Selbst wenn es der FED gelingen sollte, den Repo-Markt unter Kontrolle zu bringen, wird sie die Süchtigen – die US-Grossinvestoren – weiter mit billigem Geld versorgen müssen. Und da das gegenwärtige System auf Wachstum aufbaut, werden die verabreichten Dosen immer höher ausfallen müssen.
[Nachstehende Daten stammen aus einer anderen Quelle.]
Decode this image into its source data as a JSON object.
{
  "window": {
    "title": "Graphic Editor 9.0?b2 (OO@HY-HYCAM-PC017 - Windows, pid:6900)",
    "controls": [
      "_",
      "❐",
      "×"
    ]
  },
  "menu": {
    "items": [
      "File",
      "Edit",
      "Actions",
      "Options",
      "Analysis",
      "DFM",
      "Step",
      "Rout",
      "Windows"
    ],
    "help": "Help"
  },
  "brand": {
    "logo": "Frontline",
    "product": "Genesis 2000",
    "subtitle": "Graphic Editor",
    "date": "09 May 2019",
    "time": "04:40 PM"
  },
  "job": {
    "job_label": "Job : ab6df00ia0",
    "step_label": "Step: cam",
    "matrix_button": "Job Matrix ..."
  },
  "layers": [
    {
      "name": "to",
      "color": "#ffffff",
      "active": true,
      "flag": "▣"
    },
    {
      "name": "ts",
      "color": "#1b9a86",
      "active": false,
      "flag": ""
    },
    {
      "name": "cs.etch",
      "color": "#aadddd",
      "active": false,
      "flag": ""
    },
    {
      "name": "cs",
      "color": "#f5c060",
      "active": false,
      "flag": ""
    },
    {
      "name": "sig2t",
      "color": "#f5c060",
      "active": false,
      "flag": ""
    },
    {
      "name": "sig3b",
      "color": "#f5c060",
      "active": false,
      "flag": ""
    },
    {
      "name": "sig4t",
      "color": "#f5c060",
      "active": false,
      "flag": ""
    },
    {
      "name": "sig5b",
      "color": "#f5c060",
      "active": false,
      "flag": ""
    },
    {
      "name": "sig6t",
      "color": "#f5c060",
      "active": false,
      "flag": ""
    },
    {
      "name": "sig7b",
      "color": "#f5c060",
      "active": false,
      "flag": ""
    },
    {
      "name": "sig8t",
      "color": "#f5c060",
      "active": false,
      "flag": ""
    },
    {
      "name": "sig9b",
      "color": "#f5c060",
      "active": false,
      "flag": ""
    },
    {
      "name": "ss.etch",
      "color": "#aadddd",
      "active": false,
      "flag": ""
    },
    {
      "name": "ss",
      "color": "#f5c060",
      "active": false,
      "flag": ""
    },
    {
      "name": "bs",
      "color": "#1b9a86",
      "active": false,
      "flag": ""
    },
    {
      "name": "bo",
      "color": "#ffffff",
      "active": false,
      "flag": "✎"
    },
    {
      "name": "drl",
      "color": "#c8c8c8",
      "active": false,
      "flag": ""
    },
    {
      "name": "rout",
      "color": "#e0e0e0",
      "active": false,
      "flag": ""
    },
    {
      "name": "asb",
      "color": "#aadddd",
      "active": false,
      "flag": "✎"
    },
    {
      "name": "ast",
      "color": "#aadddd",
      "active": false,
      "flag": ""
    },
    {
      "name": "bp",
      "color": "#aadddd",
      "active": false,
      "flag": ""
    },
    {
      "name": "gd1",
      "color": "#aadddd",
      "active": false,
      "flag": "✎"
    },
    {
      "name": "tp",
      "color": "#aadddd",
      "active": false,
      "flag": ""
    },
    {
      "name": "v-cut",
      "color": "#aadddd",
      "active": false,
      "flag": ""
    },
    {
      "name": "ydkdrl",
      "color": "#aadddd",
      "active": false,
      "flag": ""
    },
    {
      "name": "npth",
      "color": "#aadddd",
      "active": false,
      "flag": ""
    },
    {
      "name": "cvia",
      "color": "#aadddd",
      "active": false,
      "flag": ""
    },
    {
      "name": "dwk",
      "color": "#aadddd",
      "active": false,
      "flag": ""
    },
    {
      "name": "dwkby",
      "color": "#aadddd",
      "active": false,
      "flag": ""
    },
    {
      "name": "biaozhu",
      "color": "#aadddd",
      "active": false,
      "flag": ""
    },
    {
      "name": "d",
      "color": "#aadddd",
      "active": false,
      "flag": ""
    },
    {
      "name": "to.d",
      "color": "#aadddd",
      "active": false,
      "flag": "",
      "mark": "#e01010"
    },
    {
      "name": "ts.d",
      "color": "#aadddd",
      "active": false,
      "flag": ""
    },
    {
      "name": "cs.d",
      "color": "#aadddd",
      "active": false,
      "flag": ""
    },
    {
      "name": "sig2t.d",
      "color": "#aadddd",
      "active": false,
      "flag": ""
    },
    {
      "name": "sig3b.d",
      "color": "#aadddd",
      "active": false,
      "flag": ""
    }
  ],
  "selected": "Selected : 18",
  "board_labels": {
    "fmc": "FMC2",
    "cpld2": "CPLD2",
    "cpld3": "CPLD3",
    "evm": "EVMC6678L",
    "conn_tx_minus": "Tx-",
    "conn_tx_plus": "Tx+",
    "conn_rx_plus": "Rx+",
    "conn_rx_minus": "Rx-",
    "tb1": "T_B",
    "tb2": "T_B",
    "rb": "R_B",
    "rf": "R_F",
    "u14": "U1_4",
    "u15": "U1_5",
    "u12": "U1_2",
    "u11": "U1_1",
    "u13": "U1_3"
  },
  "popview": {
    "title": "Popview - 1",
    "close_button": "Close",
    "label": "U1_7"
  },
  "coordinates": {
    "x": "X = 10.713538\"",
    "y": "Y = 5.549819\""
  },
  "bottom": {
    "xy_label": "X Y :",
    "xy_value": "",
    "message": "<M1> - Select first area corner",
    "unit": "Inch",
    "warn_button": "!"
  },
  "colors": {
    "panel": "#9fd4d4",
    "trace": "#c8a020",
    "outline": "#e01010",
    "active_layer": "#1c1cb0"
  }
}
Ob das US-Finanzsystem durch die Ereignisse am Repo-Markt in die finale Phase seines Bestehens eingetreten ist, wird sich zeigen, da niemand weiss, zu welchen weiteren Manipulationen die Verantwortlichen noch fähig sind. Auf jeden Fall werden die zu erwartenden Massnahmen die Probleme nicht lösen, sondern das System weiter untergraben, es langfristig noch stärker destabilisieren und nicht nur mit Sicherheit zu seinem endgültigen Zusammenbruch führen, sondern diesen auch noch schlimmer als ohnehin unvermeidbar ausfallen lassen.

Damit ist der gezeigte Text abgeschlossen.